Яркий взгляд неожиданно заставил меня смутиться. Я ощущала под ладонью пульс Димитрия, чувствовала его дыхание, напряжение и… желание. Да, именно это чувство сейчас билось в радужках, плескалось там расплавленной жаркой тьмой. Димитрий хотел большего. Желания, запертые в теле на целое десятилетие, рвались наружу, требовали, подчиняли Правителя. Ломали его.
И пугали меня.
– Думаю, уже достаточно, – пробормотала я, пытаясь убрать руки.
Не позволил. Рывком притянул к себе. Обнаженные участки нашей кожи соприкоснулись. Живот, ключицы, руки. Его ладони легли на мою поясницу – тоже обнаженную. И Димитрий не удержал стон. Звук наслаждения и боли…

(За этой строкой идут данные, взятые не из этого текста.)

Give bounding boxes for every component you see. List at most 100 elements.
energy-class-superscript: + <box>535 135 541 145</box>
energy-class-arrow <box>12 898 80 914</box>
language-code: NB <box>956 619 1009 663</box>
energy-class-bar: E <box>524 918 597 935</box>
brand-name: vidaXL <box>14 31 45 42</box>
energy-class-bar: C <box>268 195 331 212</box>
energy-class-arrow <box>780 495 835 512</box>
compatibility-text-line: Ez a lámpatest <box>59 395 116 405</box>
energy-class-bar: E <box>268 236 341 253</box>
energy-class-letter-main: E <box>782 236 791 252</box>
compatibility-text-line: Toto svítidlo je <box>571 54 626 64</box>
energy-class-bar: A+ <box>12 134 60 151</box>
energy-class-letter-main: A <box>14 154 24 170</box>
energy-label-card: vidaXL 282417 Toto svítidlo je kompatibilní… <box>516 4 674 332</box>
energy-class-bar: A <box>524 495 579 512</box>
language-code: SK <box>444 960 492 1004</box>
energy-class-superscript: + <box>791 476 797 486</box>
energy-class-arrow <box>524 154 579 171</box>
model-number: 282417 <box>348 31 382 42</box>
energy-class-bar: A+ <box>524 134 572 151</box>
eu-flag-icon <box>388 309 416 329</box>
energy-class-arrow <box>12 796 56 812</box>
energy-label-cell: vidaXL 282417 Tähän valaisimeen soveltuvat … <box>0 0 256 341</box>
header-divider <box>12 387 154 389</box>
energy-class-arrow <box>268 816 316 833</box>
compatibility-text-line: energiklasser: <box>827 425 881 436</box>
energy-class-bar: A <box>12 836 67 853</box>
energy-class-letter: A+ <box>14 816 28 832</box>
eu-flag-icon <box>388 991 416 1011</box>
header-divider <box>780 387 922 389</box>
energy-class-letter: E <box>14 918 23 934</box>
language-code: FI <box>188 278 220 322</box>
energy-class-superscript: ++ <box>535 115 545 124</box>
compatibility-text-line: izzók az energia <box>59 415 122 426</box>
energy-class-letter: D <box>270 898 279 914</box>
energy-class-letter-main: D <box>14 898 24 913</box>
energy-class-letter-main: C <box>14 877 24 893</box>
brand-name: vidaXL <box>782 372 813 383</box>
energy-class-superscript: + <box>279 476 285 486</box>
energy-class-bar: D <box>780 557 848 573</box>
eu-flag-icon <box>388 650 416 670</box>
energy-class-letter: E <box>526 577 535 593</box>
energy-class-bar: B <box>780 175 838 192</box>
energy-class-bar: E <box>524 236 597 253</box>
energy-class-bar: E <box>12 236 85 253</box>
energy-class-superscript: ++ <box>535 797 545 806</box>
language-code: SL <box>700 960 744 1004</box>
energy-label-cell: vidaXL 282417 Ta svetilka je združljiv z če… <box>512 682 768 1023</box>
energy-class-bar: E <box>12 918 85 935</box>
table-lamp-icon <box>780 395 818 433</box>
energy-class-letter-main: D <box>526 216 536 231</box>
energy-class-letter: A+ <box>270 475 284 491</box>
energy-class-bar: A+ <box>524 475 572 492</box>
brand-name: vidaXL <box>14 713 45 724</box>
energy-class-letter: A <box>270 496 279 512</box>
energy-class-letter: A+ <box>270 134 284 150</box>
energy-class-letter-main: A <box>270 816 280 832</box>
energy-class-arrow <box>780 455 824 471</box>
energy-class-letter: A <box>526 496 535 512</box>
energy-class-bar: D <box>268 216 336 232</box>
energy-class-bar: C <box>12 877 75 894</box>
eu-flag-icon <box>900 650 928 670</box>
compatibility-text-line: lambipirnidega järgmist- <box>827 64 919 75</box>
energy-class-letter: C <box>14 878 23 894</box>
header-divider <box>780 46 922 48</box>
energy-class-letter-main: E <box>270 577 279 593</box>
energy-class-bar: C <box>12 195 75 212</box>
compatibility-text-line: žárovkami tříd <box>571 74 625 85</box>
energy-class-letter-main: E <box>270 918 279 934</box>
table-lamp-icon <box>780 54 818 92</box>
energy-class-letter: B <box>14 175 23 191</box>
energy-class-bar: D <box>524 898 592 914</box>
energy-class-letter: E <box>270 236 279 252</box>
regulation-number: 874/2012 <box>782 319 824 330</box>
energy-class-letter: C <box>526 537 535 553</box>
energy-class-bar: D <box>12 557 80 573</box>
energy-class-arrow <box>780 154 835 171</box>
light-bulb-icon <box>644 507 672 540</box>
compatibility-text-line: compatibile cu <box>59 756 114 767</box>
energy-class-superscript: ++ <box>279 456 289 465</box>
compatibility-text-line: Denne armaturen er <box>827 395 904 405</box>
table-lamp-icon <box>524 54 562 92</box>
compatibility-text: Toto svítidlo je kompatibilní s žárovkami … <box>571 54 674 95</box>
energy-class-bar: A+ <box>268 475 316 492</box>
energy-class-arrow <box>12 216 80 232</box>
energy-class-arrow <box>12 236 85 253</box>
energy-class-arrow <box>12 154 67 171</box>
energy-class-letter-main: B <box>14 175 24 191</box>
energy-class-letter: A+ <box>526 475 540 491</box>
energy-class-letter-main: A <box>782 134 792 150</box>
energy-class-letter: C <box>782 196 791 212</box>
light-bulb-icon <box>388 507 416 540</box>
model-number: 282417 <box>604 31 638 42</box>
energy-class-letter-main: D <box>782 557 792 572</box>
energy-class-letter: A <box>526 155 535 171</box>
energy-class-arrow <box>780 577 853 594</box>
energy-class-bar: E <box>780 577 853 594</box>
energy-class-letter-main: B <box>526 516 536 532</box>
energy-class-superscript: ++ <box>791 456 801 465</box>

И так же, рывком, обхватил ладонями мое лицо и поцеловал. Коротко и быстро. Язык скользнул в мои полуоткрытые губы, прошелся по зубам и деснам, соприкоснулся с моим языком. Лизнул жадно.
Не разрывая поцелуя, Димитрий сел на алмазный трон, потянув меня за собой, усаживая сверху. На свои бедра…
– Хватит, – пробормотала я.
– У тебя закончились вопросы? – Он снова притянул меня к себе, пытаясь получить больше. Больше прикосновений. Больше…
Вопросы? У меня их целая куча, только трудно их задавать, когда во рту чужой язык!
– Пожалуйста… Не уходи… останься со мной…– Его шепот в мои губы. Мучительный, злой, чувственный.
Он что-то шептал, целуя меня. Я ощущала его руки, стягивающие с моих плеч тонкий шелк. Димитрий, казалось, бредил… Но это не мешало ему желать меня. Так сильно, как может желать молодой мужчина, почти на десятилетие лишенный прикосновений. Беспорядочные поцелуи – шея, ключицы, губы… Моя голова плыла, словно я напилась ледяного арвендальского вина. И самое ужасное, что мне, кажется, нравились эти прикосновения… Нравились? Боги! Да я сошла с ума! Это же Димитрий!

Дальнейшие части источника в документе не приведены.